With permanent winter time, on the other hand, it would not only get dark an hour earlier than usual in the beer garden or at the beach bar in summer. The sun would also rise extremely early in the east of the EU: in Bialystok in Poland it would rise at 3:01am on June 21st, in Warsaw at 3:15am and in Berlin at 3:44am.
Scientists and teachers against permanent introduction of daylight saving time
The German Society for Sleep Research and Sleep Medicine is in favour of keeping standard time – i.e. winter time. Daylight, and in particular the blue component of sunlight, is the main timer for the human internal clock and is decisive for the wake-sleep rhythm, they say. According to experts, all of this is best guaranteed by winter time.
Switching to daylight savings time or summer time could cause a lack of sleep, which would lead to a loss of concentration and performance as well as more accidents, they say.
The German Teachers’ Association also fears health risks for pupils in the case of a permanent switch to daylight savings time.

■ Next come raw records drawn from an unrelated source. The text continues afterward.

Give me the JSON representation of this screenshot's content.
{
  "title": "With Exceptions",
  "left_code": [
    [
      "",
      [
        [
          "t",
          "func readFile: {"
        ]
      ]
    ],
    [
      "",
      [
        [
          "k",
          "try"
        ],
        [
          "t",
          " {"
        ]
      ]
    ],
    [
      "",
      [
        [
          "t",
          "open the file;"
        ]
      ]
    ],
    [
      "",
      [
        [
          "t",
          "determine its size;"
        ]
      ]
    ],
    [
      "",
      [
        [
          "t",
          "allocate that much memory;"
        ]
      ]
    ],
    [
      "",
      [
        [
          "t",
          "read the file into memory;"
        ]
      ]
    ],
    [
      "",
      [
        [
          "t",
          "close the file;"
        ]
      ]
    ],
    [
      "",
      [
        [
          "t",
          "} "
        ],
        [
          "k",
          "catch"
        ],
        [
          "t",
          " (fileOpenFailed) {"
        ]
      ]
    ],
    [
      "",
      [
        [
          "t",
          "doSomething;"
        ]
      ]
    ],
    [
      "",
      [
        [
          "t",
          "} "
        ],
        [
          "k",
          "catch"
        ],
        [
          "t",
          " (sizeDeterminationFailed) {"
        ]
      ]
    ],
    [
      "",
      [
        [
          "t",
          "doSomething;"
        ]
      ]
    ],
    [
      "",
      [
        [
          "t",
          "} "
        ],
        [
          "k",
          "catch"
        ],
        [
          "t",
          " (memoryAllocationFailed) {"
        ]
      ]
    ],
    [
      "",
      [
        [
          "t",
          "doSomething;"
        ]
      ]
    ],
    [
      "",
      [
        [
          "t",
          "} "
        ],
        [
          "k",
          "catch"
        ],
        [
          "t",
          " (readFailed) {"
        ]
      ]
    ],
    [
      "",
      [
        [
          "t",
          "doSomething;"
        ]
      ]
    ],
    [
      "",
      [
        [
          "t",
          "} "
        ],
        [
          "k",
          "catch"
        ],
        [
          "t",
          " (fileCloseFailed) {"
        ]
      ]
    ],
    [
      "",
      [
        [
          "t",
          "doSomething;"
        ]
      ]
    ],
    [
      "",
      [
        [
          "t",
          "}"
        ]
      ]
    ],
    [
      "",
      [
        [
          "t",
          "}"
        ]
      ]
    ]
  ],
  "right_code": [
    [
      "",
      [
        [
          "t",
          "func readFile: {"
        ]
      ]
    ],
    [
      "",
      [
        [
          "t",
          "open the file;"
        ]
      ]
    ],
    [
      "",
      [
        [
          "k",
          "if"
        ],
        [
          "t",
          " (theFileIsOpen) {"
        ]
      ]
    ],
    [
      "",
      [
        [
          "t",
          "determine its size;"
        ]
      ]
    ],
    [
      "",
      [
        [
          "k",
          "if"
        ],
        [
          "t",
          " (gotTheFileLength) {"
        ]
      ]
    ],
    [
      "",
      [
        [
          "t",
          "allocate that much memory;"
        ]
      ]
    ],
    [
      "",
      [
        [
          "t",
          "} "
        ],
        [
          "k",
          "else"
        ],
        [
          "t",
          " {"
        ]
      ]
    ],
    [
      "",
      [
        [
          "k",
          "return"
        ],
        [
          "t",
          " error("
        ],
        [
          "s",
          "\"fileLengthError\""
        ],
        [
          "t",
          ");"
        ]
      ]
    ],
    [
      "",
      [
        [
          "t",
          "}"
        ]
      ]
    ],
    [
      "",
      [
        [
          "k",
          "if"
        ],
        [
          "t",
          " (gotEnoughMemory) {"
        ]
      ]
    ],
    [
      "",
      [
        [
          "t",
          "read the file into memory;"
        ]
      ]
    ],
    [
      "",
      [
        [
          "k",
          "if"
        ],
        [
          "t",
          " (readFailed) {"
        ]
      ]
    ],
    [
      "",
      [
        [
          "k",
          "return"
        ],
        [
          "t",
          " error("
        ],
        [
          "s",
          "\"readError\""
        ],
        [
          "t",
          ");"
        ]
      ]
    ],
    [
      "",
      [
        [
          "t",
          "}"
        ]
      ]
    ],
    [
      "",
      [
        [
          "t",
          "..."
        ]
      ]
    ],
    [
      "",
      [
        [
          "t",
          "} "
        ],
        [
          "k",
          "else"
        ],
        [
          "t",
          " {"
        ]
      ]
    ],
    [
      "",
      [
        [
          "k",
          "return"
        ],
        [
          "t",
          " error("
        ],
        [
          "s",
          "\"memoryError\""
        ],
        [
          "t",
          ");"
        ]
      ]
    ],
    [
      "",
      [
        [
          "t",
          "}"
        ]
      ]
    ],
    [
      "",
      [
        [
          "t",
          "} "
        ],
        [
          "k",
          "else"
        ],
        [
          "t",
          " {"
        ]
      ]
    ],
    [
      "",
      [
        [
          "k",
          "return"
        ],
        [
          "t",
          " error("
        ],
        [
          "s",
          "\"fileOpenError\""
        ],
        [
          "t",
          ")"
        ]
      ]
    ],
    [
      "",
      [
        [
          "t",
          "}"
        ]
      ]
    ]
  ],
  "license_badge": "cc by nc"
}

So when will things change?
Due to the pandemic it seems unlikely that there will be any swift action on this – so seasonal clock changes could be in the works for one or two years yet.
However, because countries do seem to want the clock changes abolished, it probably will happen down the line. The question is, will there be a patchwork of different time zones among neighbouring countries in Europe, or can the EU agree on a common line?